Olga Dmowska

born 1983

Olga Dmowska uses the medium of painting to work through traumas experienced during her childhood. But rather than depict any concrete events, her paintings draw on the emotional and mental wreckage left behind by those events. The artist portrays her mental life by transferring the traces of trauma, deeply hidden in her subconscious, onto the canvas. For this purpose, she uses ambivalent fairy tale poetics: the cruelty of certain scenes is depicted with a warm palette of colours, mixing pain with pleasure, terror with calm. Figurative elements seamlessly give way to abstraction. The most important carrier of emotion in Dmowska's paintings is the expressive use of intense colours often contrasted with black. The composition seems to comprise independent fragments, devoid of detail, blurred.
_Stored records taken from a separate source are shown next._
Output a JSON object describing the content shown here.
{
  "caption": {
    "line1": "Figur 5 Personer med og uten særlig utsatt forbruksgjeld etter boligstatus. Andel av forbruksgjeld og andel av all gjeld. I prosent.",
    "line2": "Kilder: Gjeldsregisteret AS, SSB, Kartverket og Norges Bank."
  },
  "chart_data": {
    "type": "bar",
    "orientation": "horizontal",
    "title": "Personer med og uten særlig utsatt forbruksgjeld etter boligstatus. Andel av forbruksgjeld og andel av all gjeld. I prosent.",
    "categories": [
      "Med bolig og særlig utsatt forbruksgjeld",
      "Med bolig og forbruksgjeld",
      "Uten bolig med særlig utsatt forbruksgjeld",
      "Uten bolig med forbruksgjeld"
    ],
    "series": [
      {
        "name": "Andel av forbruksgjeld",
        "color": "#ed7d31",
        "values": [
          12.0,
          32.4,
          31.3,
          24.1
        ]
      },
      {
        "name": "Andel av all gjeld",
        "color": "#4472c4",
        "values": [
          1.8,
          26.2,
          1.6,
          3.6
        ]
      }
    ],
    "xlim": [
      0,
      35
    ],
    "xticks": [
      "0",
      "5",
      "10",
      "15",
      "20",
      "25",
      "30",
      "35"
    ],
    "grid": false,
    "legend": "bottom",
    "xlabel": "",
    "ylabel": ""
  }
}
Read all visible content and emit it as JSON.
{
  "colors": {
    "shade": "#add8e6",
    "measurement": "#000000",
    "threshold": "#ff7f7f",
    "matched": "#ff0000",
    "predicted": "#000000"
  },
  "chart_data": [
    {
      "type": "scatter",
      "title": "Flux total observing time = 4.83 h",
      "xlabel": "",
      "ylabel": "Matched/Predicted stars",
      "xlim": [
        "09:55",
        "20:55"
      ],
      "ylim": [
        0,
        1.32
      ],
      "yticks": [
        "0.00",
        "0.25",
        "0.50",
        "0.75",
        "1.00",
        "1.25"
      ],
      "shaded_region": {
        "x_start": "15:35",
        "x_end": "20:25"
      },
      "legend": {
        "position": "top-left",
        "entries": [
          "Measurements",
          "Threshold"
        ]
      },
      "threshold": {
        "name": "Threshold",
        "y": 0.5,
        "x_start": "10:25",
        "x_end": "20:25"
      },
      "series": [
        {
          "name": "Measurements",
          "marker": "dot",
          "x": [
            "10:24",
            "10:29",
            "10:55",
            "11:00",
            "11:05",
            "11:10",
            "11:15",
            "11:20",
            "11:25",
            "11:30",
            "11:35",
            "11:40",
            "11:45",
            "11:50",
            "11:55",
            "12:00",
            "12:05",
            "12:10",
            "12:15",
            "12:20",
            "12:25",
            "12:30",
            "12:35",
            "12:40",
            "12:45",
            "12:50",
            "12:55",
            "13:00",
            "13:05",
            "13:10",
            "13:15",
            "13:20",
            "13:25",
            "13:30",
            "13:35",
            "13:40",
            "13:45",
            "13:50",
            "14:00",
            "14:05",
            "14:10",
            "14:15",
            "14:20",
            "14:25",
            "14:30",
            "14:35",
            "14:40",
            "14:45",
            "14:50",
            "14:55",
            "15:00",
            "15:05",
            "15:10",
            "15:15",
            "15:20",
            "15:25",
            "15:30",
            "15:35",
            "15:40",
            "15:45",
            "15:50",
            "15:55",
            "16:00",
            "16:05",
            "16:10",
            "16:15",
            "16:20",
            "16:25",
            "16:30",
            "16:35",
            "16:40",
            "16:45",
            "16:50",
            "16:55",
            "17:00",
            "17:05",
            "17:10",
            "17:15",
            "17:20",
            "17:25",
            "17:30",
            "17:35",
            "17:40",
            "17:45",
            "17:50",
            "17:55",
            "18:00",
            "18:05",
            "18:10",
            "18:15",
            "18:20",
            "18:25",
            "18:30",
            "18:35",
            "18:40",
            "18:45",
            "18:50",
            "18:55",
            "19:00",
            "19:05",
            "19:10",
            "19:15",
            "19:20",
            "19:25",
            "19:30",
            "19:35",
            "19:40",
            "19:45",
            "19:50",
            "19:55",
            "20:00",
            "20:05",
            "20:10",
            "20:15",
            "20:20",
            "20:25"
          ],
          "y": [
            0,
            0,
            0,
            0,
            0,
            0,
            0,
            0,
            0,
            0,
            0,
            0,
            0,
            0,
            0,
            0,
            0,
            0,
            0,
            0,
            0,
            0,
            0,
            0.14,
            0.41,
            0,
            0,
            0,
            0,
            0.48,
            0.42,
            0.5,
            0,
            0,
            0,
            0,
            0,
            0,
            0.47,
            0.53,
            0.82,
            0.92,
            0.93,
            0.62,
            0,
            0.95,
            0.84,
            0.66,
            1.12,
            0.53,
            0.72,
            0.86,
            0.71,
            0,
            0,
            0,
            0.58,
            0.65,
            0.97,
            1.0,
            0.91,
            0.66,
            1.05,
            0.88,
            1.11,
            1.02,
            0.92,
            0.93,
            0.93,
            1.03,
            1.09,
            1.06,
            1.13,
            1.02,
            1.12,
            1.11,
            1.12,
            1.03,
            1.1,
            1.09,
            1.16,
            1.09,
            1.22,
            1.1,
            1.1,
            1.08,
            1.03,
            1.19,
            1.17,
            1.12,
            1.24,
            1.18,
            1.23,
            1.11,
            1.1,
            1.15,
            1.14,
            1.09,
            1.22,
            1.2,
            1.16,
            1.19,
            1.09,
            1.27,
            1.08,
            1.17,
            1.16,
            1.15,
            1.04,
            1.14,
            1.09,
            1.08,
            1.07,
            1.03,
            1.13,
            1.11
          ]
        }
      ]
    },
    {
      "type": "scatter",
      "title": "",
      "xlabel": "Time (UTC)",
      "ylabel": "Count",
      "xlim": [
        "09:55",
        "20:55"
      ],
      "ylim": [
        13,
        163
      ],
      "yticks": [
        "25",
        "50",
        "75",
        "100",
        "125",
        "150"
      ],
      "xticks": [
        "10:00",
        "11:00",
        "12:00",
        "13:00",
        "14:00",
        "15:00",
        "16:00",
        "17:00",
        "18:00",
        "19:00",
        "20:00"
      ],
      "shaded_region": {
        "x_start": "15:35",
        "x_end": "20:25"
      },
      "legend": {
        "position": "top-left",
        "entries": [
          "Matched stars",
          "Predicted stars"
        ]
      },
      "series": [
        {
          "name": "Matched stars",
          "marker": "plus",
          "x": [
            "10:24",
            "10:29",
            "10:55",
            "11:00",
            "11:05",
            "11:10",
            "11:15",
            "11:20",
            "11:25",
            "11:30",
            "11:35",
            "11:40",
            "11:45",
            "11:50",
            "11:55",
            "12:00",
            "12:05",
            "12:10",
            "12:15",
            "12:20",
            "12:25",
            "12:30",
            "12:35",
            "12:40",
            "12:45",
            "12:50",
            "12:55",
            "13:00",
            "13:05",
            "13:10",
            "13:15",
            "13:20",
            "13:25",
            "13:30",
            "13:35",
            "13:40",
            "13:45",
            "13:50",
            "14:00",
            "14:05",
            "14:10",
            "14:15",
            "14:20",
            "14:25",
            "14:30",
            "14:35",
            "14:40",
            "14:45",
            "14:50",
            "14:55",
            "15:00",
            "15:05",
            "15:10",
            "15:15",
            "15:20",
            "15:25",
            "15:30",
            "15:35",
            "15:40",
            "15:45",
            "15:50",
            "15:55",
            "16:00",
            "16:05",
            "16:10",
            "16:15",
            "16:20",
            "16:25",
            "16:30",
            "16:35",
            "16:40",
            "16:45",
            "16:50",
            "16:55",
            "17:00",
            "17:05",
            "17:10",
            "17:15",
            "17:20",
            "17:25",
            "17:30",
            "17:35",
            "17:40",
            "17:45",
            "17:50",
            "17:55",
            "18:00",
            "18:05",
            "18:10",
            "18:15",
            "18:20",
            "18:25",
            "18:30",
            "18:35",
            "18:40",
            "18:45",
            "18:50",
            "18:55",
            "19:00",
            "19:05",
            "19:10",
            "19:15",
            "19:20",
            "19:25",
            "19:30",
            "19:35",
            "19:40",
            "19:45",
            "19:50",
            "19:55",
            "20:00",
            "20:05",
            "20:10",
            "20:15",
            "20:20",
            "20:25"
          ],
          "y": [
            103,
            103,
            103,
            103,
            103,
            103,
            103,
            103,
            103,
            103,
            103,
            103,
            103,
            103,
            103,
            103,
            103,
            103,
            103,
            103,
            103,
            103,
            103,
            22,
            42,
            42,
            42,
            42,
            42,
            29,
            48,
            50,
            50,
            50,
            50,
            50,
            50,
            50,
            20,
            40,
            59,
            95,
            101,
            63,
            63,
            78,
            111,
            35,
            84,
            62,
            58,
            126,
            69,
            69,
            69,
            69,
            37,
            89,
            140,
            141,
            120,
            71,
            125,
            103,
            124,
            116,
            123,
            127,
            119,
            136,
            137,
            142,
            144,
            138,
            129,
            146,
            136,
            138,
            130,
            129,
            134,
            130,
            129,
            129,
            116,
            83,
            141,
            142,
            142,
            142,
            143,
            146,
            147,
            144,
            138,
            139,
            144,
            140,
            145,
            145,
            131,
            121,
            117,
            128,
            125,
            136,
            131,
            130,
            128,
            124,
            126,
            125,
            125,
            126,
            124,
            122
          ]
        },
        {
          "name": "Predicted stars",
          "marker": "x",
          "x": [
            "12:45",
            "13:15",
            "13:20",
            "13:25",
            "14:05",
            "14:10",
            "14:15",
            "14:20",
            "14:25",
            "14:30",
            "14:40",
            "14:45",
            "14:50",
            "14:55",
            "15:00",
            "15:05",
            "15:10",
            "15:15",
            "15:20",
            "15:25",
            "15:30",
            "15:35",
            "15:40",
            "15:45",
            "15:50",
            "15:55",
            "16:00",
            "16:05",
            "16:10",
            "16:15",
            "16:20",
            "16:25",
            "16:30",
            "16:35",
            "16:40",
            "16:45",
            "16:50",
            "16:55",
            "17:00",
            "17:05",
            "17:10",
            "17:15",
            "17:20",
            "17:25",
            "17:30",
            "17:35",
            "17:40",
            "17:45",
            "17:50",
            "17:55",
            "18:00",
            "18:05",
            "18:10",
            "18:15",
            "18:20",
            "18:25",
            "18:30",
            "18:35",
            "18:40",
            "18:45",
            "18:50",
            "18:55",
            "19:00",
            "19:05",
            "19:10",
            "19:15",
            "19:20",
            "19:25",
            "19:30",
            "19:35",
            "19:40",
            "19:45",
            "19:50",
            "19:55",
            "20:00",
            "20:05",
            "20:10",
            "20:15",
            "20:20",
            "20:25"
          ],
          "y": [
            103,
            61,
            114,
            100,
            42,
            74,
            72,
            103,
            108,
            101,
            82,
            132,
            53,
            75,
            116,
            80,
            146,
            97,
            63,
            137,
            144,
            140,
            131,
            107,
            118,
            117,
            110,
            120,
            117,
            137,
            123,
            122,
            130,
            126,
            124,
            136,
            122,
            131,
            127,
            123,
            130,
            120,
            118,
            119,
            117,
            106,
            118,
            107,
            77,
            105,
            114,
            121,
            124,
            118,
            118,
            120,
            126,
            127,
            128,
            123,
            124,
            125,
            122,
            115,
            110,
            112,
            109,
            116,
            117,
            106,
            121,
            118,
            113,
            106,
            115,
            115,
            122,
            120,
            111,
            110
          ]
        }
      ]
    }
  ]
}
In this way, the artist depicts the work of memory and the way in which memories are stored in our subconscious. ‘The Beginning of the Night’ portrays three characters, only the first of which — a child — retained their physical integrity. Between the child and the other two figures, Dmowska placed an enigmatic, terrifying, but simultaneously time fairy tale-like figure in a black mask. Probably, it is her who is the cause of the progressing degradation of the bodies: the second figure has no legs and the third one, in a dress, has no head. The scene becomes a projection of traumatic childhood memories.